Good talent is hard and expensive to find. Sometimes you put up a bounty, find personal phone numbers on Grok and cold call, read PhD dissertations that probably nobody else even opened. You go to the ends of the world to fly out to meet them, to show that you’re serious. You shoot down the bird with a bazooka because overkill is the expectation for great talent. Because if you think they’re really that good, it’s only a matter of time until someone else takes them. Being obsessed is the only way. Poach people, within reason, because the best people are already doing their best work for someone else, if not for themselves.

Predictive validity

Many biotechs, as well as VCs, fundamentally do not understand (or perhaps sufficiently value) predictive validity. 

Coined by Jack Scannell, the concept points to the root failure mode of many biotech companies. No matter how fancy or sexy a new platform, modality, or AI model is, they’re fundamentally just tools to find a drug. After finding that drug, you still need to test it in a cell line, mouse, or an organ on a chip model before testing in humans. That’s still where most biotechs fall apart.

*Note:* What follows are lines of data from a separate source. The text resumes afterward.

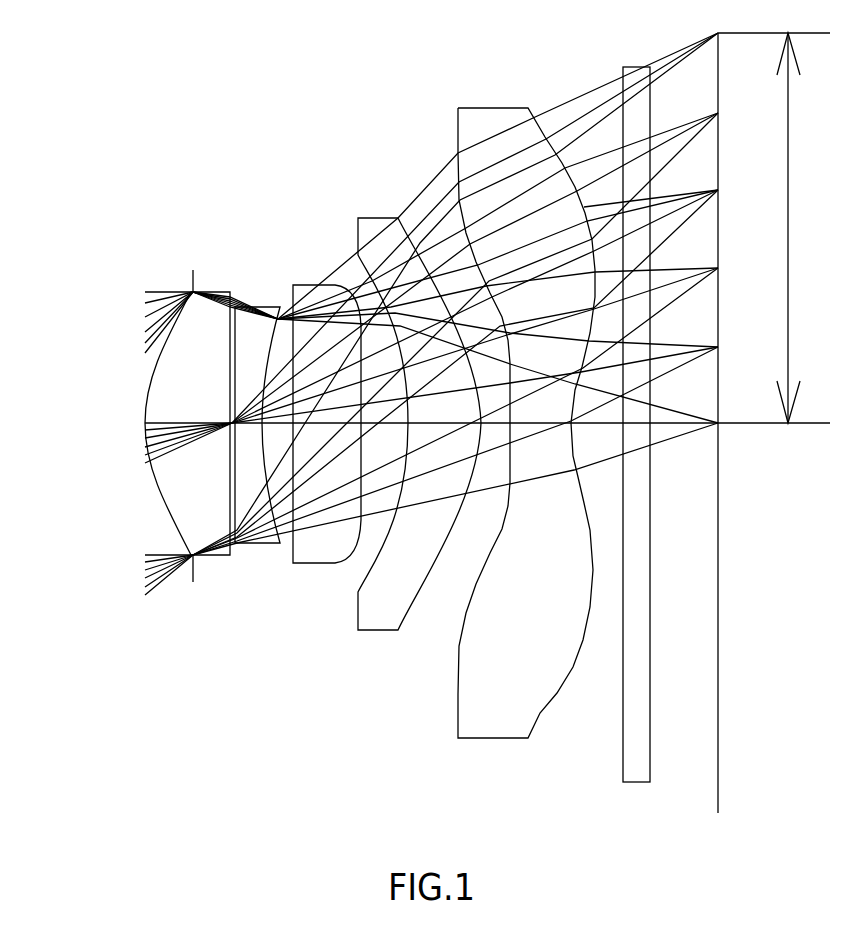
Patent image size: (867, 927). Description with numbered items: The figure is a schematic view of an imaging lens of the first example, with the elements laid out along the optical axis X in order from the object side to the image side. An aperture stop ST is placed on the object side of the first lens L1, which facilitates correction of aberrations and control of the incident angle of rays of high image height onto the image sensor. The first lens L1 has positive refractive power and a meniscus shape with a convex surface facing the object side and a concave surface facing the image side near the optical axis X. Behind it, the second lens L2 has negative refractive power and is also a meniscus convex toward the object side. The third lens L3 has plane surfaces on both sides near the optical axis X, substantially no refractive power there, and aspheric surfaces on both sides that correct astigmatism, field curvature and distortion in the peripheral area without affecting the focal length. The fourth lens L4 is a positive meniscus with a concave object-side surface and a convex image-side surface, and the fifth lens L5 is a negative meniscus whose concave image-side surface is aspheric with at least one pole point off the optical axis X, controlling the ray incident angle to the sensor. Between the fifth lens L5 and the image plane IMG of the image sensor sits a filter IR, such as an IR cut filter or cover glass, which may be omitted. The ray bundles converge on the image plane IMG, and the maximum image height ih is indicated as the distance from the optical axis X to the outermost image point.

The aperture stop ST is at (190, 278).
The first lens L1 is at (224, 290).
The second lens L2 is at (265, 305).
The third lens L3 is at (326, 283).
The fourth lens L4 is at (390, 216).
The fifth lens L5 is at (505, 106).
The filter IR is at (645, 66).
The image plane IMG is at (715, 780).
The optical axis X is at (152, 420).
The maximum image height ih is at (774, 228).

They either 1) see negative data in their dog or primate study, or 2) see false positive results in their large animal study, and the drug fails in patients. This is an expensive mistake, but what’s understated is how heartbreaking it is for the patients who participate in these trials. Patients who are desperate for a cure participate in risky trials to try an experimental drug because of hope. As drug hunters, we have an obligation to take the predictive validity of our experimental models seriously, and not get caught up in the allure of an all-knowing AI oracle.

Predictive validity was at the centre of Gordian’s thesis. During my ~4yrs there, people always remembered us as the company that was testing on horse knees, specifically retired racehorses as a naturally developing OA model. If OA, for example, predominantly affected old, obese women, we would try to use old, obese, female mice in our studies. Same with HFpEF: if the classical clinical phenotype was an old, obese woman who smoked a pack a day, we emphasised using older, obese mice with long congestion where possible. As an investor and advisor now, I rarely see the same attention to detail in other biotechs, especially those run by AI scientists or first time founders. With more AI forward companies stating that they will “predict” biology better, I’m curious to see how many of them actually pull it off. Only time will tell, but the cynical biologist in me thinks they will likely fail.